Os pés dela flutuavam pela noite viçosa enquanto seus próprios olhos cristalizavam o agradável sabor, o deleite de nadar pelo ar como quem desbrava o oceano. As bochechas coraram com o frescor de palavras soltas e despretensiosas, elevou-se aos céus a ideia que tinha de si mesma. Ria-se de como o quadro das últimas semanas haviam se pintado em sua frente: o céu e logo depois o inferno, as sutis loucuras, as distrações e deliciosamente outra vez, o céu. O céu. O céu. O céu. O sentimento risonho. As imensas estrelas cadentes pipocando em suas profundezas. As palavras delicadas. As palavras suaves.
Ela apreciou por dias a surpresa escondida nos minutos silenciosos, não conseguira decifrá-los, mas alguém – havia alguém! – o fez por ela. E só então, após a tortura da queda, pôde saborear e degustar a doce chegada ao topo.
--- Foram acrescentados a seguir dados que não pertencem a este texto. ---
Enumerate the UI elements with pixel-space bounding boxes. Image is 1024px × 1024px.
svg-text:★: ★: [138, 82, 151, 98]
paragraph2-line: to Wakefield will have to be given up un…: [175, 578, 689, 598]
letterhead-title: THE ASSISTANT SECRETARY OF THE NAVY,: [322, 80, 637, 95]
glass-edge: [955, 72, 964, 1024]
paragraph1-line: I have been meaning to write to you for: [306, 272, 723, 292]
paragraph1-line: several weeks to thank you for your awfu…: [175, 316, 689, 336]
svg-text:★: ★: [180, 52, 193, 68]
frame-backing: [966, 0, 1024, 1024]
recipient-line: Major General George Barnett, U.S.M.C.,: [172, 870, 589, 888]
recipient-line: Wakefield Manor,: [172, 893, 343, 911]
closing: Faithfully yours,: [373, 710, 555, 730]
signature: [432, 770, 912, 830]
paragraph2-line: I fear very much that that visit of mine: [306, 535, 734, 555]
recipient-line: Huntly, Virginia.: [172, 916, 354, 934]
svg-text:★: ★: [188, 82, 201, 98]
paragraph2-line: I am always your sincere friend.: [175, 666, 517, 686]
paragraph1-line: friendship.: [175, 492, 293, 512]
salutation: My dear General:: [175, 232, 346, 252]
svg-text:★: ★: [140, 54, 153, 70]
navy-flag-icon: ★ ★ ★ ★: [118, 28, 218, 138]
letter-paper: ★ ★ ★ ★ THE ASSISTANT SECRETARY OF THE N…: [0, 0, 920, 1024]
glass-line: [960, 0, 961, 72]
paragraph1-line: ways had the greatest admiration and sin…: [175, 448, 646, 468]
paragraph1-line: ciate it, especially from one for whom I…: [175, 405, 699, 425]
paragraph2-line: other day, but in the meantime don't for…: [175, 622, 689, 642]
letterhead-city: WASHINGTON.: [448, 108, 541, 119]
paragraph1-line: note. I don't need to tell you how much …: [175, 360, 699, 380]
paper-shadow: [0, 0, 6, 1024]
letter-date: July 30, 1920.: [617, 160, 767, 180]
segunda-feira, 4 de outubro de 2010

Em Um Carrossel


Compus canções inteiras para os aromas exalados por tuas peles para que pudesse revisitar teus cheiros todas as vezes que me sentisse só e armazenei todas as fotos dos nossos risos nas madrugadas passadas em claro.
A minha visão turva não escondeu as memórias claras e espontâneas, nem mesmo a sensação das gotas gélidas de tempestade caindo sobre meu corpo exausto e satisfeito. Não tive sono nem por um segundo – se tal momento existiu, pairou no ar fragilmente e esvaiu-se pelo chão molhado com uma naturalidade imperceptível.
Tudo se encaixava facilmente, num minúsculo quebra-cabeças de meia dúzia de peças. Não havia um mundo a se preocupar, éramos crianças em um parque de diversões vazio, um pequeno grupo agitando-se contra a intensidade do tempo. Éramos Phoebe girando no seu carrossel com Holden a nos observar. Éramos Phoebe, e só agora me dou conta.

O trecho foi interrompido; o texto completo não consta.